EU farming body Copa-Cogeca has called on the European Commission to clarify the legal status of new breeding techniques (NBTs), such as genetic engineering. 

Securing food security for a burgeoning population, with limited resources and increasing pressure to combat global warming, is one of the biggest challenges European agriculture faces this decade, according to Copa-Cogeca secretary-general Pekka Pesonen.

In a letter sent by the farming body to Europe’s health and food safety commissioner, Vytenis Andriukaitis, Pesonen called for the EC to clarify the law on NBTs.

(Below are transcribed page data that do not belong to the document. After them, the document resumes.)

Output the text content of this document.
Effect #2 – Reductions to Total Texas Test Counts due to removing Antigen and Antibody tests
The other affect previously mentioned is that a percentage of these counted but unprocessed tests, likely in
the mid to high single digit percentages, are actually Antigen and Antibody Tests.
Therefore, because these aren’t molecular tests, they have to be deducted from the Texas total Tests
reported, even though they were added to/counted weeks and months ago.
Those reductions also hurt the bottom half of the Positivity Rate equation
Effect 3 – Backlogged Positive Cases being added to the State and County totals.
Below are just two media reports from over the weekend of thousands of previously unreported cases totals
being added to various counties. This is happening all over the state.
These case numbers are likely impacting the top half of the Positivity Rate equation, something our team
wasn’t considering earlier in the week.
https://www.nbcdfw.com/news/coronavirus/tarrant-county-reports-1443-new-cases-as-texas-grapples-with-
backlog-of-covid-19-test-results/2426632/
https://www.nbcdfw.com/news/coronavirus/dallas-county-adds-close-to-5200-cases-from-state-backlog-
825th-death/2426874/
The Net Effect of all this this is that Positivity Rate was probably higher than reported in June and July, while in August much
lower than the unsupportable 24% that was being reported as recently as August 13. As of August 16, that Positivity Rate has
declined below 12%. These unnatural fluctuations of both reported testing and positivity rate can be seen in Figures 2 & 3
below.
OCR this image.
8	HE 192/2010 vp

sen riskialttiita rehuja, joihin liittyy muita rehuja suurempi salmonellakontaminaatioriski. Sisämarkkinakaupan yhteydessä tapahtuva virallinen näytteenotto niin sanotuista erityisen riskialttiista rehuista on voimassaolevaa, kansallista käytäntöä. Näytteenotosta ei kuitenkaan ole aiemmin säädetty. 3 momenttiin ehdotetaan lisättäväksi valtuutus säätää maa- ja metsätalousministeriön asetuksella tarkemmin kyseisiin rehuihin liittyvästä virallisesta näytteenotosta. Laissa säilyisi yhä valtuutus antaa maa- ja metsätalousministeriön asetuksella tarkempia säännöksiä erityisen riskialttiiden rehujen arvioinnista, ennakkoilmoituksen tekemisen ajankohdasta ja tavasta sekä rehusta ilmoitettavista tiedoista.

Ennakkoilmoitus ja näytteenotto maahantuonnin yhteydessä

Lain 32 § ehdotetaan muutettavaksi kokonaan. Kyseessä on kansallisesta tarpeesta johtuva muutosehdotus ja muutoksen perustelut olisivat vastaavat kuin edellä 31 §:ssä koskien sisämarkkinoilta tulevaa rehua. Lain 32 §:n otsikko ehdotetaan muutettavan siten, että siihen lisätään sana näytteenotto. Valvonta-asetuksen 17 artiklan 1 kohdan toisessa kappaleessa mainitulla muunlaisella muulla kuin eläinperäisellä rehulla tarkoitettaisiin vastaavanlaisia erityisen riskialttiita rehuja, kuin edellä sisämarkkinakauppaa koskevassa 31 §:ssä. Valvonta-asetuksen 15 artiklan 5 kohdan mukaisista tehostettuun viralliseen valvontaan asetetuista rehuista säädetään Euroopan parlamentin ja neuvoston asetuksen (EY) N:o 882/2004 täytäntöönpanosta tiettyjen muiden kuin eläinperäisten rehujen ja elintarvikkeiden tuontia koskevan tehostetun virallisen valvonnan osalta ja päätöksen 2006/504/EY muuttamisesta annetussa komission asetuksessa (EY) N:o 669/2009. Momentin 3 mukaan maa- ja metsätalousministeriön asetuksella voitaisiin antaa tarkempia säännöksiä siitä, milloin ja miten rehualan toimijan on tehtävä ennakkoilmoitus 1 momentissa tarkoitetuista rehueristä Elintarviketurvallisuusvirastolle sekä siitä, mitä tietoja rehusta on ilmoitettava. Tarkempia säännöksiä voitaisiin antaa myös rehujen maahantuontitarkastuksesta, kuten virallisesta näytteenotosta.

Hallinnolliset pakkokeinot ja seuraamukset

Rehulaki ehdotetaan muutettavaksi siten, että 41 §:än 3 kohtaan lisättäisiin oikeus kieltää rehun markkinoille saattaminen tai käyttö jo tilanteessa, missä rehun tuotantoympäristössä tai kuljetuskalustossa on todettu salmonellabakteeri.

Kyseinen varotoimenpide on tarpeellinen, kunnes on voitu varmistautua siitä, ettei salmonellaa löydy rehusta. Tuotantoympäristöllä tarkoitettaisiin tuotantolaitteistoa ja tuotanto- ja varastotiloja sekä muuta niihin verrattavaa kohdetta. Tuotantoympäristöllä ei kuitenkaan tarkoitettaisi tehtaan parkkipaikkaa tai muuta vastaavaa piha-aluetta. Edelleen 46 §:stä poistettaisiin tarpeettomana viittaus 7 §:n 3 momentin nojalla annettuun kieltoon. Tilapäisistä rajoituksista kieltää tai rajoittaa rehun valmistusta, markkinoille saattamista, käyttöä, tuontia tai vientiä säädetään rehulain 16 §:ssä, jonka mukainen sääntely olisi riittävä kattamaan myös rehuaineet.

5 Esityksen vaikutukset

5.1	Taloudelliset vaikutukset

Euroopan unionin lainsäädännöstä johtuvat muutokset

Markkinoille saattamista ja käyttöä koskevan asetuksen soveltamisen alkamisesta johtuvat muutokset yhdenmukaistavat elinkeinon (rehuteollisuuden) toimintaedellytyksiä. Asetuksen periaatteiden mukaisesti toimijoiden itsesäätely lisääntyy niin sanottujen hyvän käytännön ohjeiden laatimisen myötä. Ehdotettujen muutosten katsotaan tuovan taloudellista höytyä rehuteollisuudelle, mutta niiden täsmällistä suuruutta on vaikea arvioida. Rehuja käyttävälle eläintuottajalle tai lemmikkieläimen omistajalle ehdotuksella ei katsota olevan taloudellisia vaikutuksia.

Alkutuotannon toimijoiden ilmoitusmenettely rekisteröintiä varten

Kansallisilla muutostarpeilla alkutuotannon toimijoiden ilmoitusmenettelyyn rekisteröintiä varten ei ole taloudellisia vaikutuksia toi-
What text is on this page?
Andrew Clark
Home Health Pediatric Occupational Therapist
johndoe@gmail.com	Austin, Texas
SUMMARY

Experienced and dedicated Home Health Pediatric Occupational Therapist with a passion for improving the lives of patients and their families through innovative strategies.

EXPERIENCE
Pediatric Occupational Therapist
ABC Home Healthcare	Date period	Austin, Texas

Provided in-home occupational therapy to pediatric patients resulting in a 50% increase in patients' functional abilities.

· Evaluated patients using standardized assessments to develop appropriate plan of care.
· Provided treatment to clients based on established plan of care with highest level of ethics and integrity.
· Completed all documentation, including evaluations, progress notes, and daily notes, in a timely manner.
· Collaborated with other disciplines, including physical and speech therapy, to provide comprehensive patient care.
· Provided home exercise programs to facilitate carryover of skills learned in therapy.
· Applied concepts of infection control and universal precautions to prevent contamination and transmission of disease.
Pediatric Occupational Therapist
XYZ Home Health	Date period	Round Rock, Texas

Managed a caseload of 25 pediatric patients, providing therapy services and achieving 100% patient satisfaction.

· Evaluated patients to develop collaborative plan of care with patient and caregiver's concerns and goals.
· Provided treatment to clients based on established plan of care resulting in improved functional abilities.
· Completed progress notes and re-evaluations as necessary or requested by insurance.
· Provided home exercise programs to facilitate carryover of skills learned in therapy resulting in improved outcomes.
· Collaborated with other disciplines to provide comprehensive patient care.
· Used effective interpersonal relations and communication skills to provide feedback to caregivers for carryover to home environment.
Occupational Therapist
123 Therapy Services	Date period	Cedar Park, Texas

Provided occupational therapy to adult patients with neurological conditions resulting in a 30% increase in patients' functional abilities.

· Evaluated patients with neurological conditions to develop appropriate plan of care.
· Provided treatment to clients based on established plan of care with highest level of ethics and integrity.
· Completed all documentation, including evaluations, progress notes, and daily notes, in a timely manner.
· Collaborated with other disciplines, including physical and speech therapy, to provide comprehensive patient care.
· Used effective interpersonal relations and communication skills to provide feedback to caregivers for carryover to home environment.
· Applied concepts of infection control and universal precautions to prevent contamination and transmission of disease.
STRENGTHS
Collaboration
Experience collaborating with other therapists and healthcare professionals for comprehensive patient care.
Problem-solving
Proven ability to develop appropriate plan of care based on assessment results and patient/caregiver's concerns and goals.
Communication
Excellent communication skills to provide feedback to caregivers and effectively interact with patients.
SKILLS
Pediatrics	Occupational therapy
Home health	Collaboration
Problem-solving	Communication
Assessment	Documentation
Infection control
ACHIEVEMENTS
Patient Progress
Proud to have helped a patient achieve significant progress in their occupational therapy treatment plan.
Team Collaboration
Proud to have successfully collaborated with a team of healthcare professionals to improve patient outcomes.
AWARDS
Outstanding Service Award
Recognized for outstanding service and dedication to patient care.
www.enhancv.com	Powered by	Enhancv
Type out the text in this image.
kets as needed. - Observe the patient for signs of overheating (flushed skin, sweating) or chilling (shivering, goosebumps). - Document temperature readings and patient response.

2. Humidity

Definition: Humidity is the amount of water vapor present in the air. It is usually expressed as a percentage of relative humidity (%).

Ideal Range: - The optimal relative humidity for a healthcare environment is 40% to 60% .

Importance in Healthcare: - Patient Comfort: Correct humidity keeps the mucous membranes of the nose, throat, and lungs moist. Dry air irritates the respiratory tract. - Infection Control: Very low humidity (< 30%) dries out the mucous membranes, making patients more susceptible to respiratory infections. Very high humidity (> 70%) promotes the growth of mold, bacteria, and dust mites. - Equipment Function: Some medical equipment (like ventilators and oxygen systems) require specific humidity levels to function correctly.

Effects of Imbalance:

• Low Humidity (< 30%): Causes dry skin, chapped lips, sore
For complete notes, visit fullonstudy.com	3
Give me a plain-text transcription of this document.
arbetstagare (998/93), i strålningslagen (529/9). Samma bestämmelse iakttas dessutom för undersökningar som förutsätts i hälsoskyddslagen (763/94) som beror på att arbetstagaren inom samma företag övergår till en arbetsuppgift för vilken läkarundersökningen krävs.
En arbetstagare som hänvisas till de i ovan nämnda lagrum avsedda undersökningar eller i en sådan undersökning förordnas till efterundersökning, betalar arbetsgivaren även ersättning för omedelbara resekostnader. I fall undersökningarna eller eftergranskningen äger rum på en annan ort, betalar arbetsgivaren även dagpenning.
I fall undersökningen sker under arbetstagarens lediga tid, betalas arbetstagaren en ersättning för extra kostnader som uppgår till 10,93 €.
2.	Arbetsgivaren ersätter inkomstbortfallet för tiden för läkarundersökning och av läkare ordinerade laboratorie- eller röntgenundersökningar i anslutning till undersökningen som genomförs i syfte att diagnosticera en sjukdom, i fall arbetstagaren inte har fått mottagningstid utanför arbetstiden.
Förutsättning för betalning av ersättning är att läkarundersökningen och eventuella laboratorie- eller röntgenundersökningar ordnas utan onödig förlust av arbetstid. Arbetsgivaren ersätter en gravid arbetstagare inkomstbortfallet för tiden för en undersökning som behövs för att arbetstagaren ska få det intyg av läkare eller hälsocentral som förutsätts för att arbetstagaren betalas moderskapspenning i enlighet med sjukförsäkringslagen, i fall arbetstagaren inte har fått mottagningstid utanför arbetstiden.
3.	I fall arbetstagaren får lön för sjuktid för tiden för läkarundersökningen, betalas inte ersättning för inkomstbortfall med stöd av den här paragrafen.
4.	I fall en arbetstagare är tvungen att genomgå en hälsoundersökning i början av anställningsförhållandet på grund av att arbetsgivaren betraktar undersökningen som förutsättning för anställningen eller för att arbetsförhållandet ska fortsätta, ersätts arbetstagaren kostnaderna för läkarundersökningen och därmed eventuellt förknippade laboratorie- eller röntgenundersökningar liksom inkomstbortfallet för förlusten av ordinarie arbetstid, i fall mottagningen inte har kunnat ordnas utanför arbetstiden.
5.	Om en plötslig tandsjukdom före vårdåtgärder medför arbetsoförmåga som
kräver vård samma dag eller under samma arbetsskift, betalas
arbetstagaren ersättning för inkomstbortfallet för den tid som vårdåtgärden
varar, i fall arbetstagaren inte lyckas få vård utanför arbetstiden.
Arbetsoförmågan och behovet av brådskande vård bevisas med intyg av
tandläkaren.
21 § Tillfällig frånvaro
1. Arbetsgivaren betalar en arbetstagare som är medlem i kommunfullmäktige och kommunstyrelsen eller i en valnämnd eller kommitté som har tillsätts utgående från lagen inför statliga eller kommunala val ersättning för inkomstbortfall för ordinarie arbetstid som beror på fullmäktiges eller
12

NBTs include cloning, genetic modification and gene editing - a form of genetic modification.

‘Very important’

Pesonen also said that, to keep pace with growing food demands, meat producers needed to develop animals with resistance to water and heat stress. This is to ensure livestock is more resilient to the unpredictable weather events caused by climate change - something a report from the Intergovernmental Panel on Climate Change deemed necessary.

New breeding techniques are consequently very important tools to support innovation in the plant breeding sector and in livestock genetic enhancement as a whole,” said Pesonen in the letter to the commissioner.“And European farmers and their cooperatives need access to these technological advancements in order to meet the upcoming challenges and to remain competitive.

Copa-Cogeca wants NBTs to be analysed on a case-by-case basis with the scientific merits and disadvantages weighed up by an industry expert. The body has also accused the EC of delaying the legal status of NBTs and said it hopes the letter will “accelerate the process” of clarifying the legal position on NBTs.

‘Appalled’

Despite Copa-Cogeca calling for better policy on the use of NBTs, animal welfare organisation Compassion in World Farming (CiWF) said the move could make things worse for livestock.

I am appalled that Copa-Cogeca is pushing for permission to use new breeding technologies,” said Peter Stevenson, CiWF’s chief policy adviser. “These include cloning, GM and gene editing (a form of GM). I fear these are mainly going to be used to push animals to ever faster growth rates and higher yields.

Traditional genetic selection has already led to serious welfare problems for dairy cows, broilers, laying hens and pigs. New breeding technologies are likely to make things much worse. The industry should stop trying to push animals to ever higher levels of productivity as this generally has a disastrous effect on welfare.